Enrica Caporali
University of Florence, Italy
May 22, 2009
Mesa Laboratory- Damon Room
Lecture 12:00pm
Understanding and Extending Climate Change in Hydrology
The climate change issues are becoming everyday more and more central, not only for scientists and specialists but also for a large part of the public opinion. An important branch of climate change science is covered by modifications inherent the hydrologic cycle, since floods, droughts and water resources management are thorny problems all around the world. Two paths of climate change studies are presented together with applications. The first is the analysis of long-range data series in order to ascertain whether signals of climatic change can already be detected. The second is the application of downscaling techniques to use General Circulation Models (GCMs) realizations, to forecast climate evolution in the next decades or centuries by means of simulations.
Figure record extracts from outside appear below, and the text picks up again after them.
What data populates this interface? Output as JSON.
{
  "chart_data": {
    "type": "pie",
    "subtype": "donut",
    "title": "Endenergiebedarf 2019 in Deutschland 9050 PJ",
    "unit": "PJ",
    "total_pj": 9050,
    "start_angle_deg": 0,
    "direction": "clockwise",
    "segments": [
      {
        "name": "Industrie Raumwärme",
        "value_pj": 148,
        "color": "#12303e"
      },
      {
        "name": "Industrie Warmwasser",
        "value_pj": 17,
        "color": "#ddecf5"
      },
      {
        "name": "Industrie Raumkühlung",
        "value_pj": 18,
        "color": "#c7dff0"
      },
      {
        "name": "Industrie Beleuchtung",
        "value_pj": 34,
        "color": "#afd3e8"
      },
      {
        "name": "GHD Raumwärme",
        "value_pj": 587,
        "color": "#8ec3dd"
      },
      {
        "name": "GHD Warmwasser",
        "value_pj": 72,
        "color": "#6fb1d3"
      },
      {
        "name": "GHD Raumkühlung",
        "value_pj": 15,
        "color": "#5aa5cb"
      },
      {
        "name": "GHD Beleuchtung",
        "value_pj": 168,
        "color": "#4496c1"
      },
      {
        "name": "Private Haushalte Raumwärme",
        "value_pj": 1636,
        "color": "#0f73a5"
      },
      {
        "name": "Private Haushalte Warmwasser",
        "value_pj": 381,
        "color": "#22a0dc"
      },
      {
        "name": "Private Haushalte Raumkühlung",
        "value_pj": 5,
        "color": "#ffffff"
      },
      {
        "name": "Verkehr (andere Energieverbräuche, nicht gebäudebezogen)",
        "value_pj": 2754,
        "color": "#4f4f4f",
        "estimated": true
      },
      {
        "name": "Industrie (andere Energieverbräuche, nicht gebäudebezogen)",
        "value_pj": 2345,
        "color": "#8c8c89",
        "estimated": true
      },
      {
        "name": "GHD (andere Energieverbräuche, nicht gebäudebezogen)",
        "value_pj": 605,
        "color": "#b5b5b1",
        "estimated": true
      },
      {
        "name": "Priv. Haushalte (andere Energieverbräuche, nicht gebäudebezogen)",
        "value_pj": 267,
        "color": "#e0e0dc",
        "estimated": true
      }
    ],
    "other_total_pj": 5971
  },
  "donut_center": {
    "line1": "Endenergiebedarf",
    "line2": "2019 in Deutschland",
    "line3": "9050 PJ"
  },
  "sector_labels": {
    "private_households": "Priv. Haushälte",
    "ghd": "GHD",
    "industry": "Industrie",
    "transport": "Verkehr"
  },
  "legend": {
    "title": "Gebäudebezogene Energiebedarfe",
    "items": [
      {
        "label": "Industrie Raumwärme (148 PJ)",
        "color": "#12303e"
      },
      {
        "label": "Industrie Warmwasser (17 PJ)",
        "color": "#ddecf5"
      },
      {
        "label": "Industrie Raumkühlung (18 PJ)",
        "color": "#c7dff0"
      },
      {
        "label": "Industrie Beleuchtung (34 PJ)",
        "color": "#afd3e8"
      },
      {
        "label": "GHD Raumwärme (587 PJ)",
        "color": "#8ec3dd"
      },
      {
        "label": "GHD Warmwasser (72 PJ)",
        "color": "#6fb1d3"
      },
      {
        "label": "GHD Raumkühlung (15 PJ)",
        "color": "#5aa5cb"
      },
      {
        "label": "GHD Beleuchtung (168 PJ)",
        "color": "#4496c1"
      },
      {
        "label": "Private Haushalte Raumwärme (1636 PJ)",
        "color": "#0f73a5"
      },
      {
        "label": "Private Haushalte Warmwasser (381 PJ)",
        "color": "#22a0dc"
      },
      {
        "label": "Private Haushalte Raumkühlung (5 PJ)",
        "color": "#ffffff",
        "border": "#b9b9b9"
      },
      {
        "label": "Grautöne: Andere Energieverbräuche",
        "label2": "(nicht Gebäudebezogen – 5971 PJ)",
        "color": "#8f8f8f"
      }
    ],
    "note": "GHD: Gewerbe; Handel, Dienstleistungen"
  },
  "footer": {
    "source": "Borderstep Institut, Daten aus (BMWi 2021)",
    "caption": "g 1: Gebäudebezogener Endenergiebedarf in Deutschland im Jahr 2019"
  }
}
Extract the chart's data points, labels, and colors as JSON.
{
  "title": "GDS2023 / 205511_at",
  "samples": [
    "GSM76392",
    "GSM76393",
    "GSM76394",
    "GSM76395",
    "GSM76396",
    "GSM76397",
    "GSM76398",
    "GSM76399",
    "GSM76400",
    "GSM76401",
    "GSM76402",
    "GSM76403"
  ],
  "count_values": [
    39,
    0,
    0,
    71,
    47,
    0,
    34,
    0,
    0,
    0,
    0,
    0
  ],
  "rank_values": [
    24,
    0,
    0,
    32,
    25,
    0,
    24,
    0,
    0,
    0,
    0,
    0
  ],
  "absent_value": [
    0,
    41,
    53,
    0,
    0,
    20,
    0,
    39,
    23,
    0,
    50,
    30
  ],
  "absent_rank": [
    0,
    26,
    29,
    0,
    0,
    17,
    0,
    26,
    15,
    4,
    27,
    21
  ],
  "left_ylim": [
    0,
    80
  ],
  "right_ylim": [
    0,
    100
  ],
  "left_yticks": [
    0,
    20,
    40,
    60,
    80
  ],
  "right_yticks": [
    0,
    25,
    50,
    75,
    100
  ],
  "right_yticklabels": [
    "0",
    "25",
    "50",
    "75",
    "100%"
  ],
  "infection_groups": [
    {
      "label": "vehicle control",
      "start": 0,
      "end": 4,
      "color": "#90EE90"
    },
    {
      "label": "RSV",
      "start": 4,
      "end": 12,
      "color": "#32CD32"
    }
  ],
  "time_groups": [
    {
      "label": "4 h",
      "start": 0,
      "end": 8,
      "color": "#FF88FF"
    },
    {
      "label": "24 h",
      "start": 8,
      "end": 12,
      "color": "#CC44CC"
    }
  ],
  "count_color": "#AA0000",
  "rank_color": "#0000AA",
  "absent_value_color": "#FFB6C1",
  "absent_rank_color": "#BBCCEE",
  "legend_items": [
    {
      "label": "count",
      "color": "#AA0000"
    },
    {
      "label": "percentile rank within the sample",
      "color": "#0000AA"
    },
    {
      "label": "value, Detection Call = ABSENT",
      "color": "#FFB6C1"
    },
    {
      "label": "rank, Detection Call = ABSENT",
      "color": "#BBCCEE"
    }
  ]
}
In the first a spatial and local analysis of changes in precipitation regime and air temperature in the Tuscany Region (Italy) is proposed. In this framework, are discussed the principal problems in time series trend detection as the hypothesis test choice, the multiple test issue and the uncertainty arisen when pronounced stochastic behaviors are present in the data. Recent studies have, in fact, demonstrated that the stochastic behavior of a time series can sensibly change the statistical significance of a trend, especially if the time series exhibits long range dependence. In the second is presented a "proof-of-concept" framework to downscaling climate disturbances as inferred, from General Circulation Models (GCM), to use in eco-hydrologic modeling.
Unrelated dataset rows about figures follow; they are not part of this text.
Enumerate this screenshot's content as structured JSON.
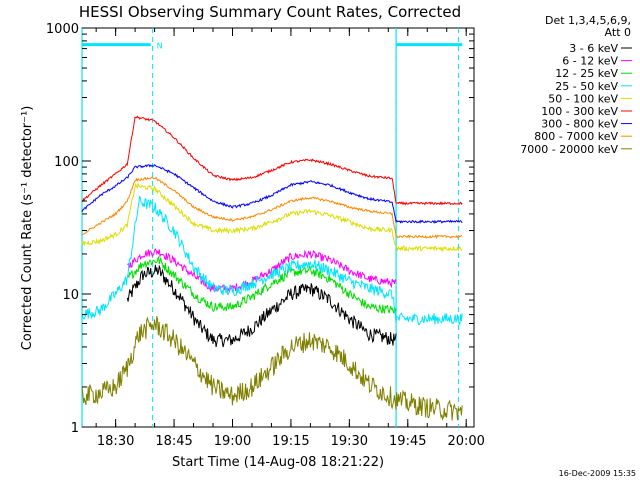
{
  "chart_data": {
    "type": "line",
    "title": "HESSI Observing Summary Count Rates, Corrected",
    "xlabel": "Start Time (14-Aug-08 18:21:22)",
    "ylabel": "Corrected Count Rate (s⁻¹ detector⁻¹)",
    "yscale": "log",
    "ylim": [
      1,
      1000
    ],
    "xlim": [
      "18:21:22",
      "20:02:00"
    ],
    "x_ticks": [
      "18:30",
      "18:45",
      "19:00",
      "19:15",
      "19:30",
      "19:45",
      "20:00"
    ],
    "y_ticks": [
      {
        "v": 1,
        "label": "1"
      },
      {
        "v": 10,
        "label": "10"
      },
      {
        "v": 100,
        "label": "100"
      },
      {
        "v": 1000,
        "label": "1000"
      }
    ],
    "legend_title_lines": [
      "Det 1,3,4,5,6,9,",
      "Att 0"
    ],
    "legend_position": "right",
    "footer_date": "16-Dec-2009 15:35",
    "markers": {
      "night_label": "N",
      "vlines": [
        "18:39:30",
        "19:42:00",
        "19:58:00"
      ],
      "cyan_lines": [
        "18:21:22",
        "19:42:00"
      ],
      "bars": [
        {
          "start": "18:21:22",
          "end": "18:39:00",
          "value": 750
        },
        {
          "start": "19:42:00",
          "end": "19:59:00",
          "value": 750
        }
      ]
    },
    "series": [
      {
        "name": "3 - 6 keV",
        "color": "#000000",
        "start": "18:33:00",
        "end": "19:42:00",
        "noise": 0.12,
        "points": [
          [
            "18:33:00",
            9
          ],
          [
            "18:37:00",
            14
          ],
          [
            "18:41:00",
            15
          ],
          [
            "18:46:00",
            10
          ],
          [
            "18:51:00",
            6
          ],
          [
            "18:55:00",
            4.5
          ],
          [
            "19:00:00",
            4.5
          ],
          [
            "19:05:00",
            5.5
          ],
          [
            "19:10:00",
            7.5
          ],
          [
            "19:15:00",
            10
          ],
          [
            "19:20:00",
            11
          ],
          [
            "19:25:00",
            9
          ],
          [
            "19:30:00",
            6.5
          ],
          [
            "19:35:00",
            5
          ],
          [
            "19:42:00",
            4.5
          ]
        ]
      },
      {
        "name": "6 - 12 keV",
        "color": "#ff00ff",
        "start": "18:33:00",
        "end": "19:42:00",
        "noise": 0.07,
        "points": [
          [
            "18:33:00",
            16
          ],
          [
            "18:37:00",
            20
          ],
          [
            "18:41:00",
            21
          ],
          [
            "18:46:00",
            17
          ],
          [
            "18:51:00",
            13
          ],
          [
            "18:55:00",
            11
          ],
          [
            "19:00:00",
            11
          ],
          [
            "19:05:00",
            12.5
          ],
          [
            "19:10:00",
            15
          ],
          [
            "19:15:00",
            19
          ],
          [
            "19:20:00",
            20
          ],
          [
            "19:25:00",
            18
          ],
          [
            "19:30:00",
            15
          ],
          [
            "19:35:00",
            13
          ],
          [
            "19:42:00",
            12
          ]
        ]
      },
      {
        "name": "12 - 25 keV",
        "color": "#00dd00",
        "start": "18:33:00",
        "end": "19:42:00",
        "noise": 0.08,
        "points": [
          [
            "18:33:00",
            13
          ],
          [
            "18:37:00",
            17
          ],
          [
            "18:41:00",
            18
          ],
          [
            "18:46:00",
            13
          ],
          [
            "18:51:00",
            9.5
          ],
          [
            "18:55:00",
            8
          ],
          [
            "19:00:00",
            8
          ],
          [
            "19:05:00",
            9.5
          ],
          [
            "19:10:00",
            12
          ],
          [
            "19:15:00",
            14.5
          ],
          [
            "19:20:00",
            15
          ],
          [
            "19:25:00",
            13
          ],
          [
            "19:30:00",
            10
          ],
          [
            "19:35:00",
            8
          ],
          [
            "19:42:00",
            7.5
          ]
        ]
      },
      {
        "name": "25 - 50 keV",
        "color": "#00e5ff",
        "start": "18:21:22",
        "end": "19:59:00",
        "noise": 0.1,
        "points": [
          [
            "18:21:22",
            7
          ],
          [
            "18:26:00",
            7.5
          ],
          [
            "18:30:00",
            10
          ],
          [
            "18:33:00",
            13
          ],
          [
            "18:36:00",
            50
          ],
          [
            "18:40:00",
            45
          ],
          [
            "18:45:00",
            30
          ],
          [
            "18:50:00",
            16
          ],
          [
            "18:55:00",
            11
          ],
          [
            "19:00:00",
            10.5
          ],
          [
            "19:05:00",
            12
          ],
          [
            "19:10:00",
            14
          ],
          [
            "19:15:00",
            16
          ],
          [
            "19:20:00",
            17
          ],
          [
            "19:25:00",
            15
          ],
          [
            "19:30:00",
            12.5
          ],
          [
            "19:35:00",
            11
          ],
          [
            "19:41:00",
            10
          ],
          [
            "19:42:00",
            6.5
          ],
          [
            "19:59:00",
            6.5
          ]
        ]
      },
      {
        "name": "50 - 100 keV",
        "color": "#dddd00",
        "start": "18:21:22",
        "end": "19:59:00",
        "noise": 0.04,
        "points": [
          [
            "18:21:22",
            24
          ],
          [
            "18:26:00",
            25
          ],
          [
            "18:30:00",
            28
          ],
          [
            "18:33:00",
            33
          ],
          [
            "18:35:00",
            65
          ],
          [
            "18:40:00",
            62
          ],
          [
            "18:45:00",
            46
          ],
          [
            "18:50:00",
            34
          ],
          [
            "18:55:00",
            30
          ],
          [
            "19:00:00",
            30
          ],
          [
            "19:05:00",
            31
          ],
          [
            "19:10:00",
            35
          ],
          [
            "19:15:00",
            40
          ],
          [
            "19:20:00",
            42
          ],
          [
            "19:25:00",
            39
          ],
          [
            "19:30:00",
            35
          ],
          [
            "19:35:00",
            31
          ],
          [
            "19:41:00",
            30
          ],
          [
            "19:42:00",
            22
          ],
          [
            "19:59:00",
            22
          ]
        ]
      },
      {
        "name": "100 - 300 keV",
        "color": "#ff0000",
        "start": "18:21:22",
        "end": "19:59:00",
        "noise": 0.02,
        "points": [
          [
            "18:21:22",
            50
          ],
          [
            "18:26:00",
            65
          ],
          [
            "18:30:00",
            80
          ],
          [
            "18:33:00",
            95
          ],
          [
            "18:35:00",
            215
          ],
          [
            "18:40:00",
            200
          ],
          [
            "18:45:00",
            150
          ],
          [
            "18:50:00",
            105
          ],
          [
            "18:55:00",
            78
          ],
          [
            "19:00:00",
            72
          ],
          [
            "19:05:00",
            75
          ],
          [
            "19:10:00",
            85
          ],
          [
            "19:15:00",
            98
          ],
          [
            "19:20:00",
            102
          ],
          [
            "19:25:00",
            95
          ],
          [
            "19:30:00",
            85
          ],
          [
            "19:35:00",
            77
          ],
          [
            "19:41:00",
            74
          ],
          [
            "19:42:00",
            48
          ],
          [
            "19:59:00",
            48
          ]
        ]
      },
      {
        "name": "300 - 800 keV",
        "color": "#0000ff",
        "start": "18:21:22",
        "end": "19:59:00",
        "noise": 0.02,
        "points": [
          [
            "18:21:22",
            42
          ],
          [
            "18:26:00",
            55
          ],
          [
            "18:30:00",
            65
          ],
          [
            "18:33:00",
            75
          ],
          [
            "18:35:00",
            90
          ],
          [
            "18:40:00",
            93
          ],
          [
            "18:45:00",
            80
          ],
          [
            "18:50:00",
            63
          ],
          [
            "18:55:00",
            50
          ],
          [
            "19:00:00",
            45
          ],
          [
            "19:05:00",
            48
          ],
          [
            "19:10:00",
            55
          ],
          [
            "19:15:00",
            66
          ],
          [
            "19:20:00",
            70
          ],
          [
            "19:25:00",
            66
          ],
          [
            "19:30:00",
            58
          ],
          [
            "19:35:00",
            52
          ],
          [
            "19:41:00",
            49
          ],
          [
            "19:42:00",
            35
          ],
          [
            "19:59:00",
            35
          ]
        ]
      },
      {
        "name": "800 - 7000 keV",
        "color": "#ff8800",
        "start": "18:21:22",
        "end": "19:59:00",
        "noise": 0.02,
        "points": [
          [
            "18:21:22",
            28
          ],
          [
            "18:26:00",
            34
          ],
          [
            "18:30:00",
            40
          ],
          [
            "18:33:00",
            50
          ],
          [
            "18:35:00",
            72
          ],
          [
            "18:40:00",
            75
          ],
          [
            "18:45:00",
            60
          ],
          [
            "18:50:00",
            45
          ],
          [
            "18:55:00",
            38
          ],
          [
            "19:00:00",
            36
          ],
          [
            "19:05:00",
            38
          ],
          [
            "19:10:00",
            43
          ],
          [
            "19:15:00",
            50
          ],
          [
            "19:20:00",
            53
          ],
          [
            "19:25:00",
            50
          ],
          [
            "19:30:00",
            45
          ],
          [
            "19:35:00",
            42
          ],
          [
            "19:41:00",
            40
          ],
          [
            "19:42:00",
            27
          ],
          [
            "19:59:00",
            27
          ]
        ]
      },
      {
        "name": "7000 - 20000 keV",
        "color": "#808000",
        "start": "18:21:22",
        "end": "19:59:00",
        "noise": 0.18,
        "points": [
          [
            "18:21:22",
            1.7
          ],
          [
            "18:26:00",
            1.8
          ],
          [
            "18:30:00",
            2.0
          ],
          [
            "18:33:00",
            2.8
          ],
          [
            "18:36:00",
            5
          ],
          [
            "18:40:00",
            6
          ],
          [
            "18:45:00",
            4.5
          ],
          [
            "18:50:00",
            3
          ],
          [
            "18:55:00",
            2
          ],
          [
            "19:00:00",
            1.7
          ],
          [
            "19:05:00",
            2
          ],
          [
            "19:10:00",
            2.8
          ],
          [
            "19:15:00",
            4
          ],
          [
            "19:20:00",
            4.5
          ],
          [
            "19:25:00",
            4
          ],
          [
            "19:30:00",
            3
          ],
          [
            "19:35:00",
            2.1
          ],
          [
            "19:42:00",
            1.6
          ],
          [
            "19:50:00",
            1.4
          ],
          [
            "19:59:00",
            1.3
          ]
        ]
      }
    ]
  }
}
A stochastic downscaling technique is proposed together with a weather generator to generate future climate scenarios. The weather generator is designed to reproduce climate statistics over a wide range of temporal scales, from high-frequency extremes, to low-frequency inter-annual variability. In simulating future climate, it includes the possibility to modify precipitation and temperature, on the basis of statistical information inferred from a GCM scenario.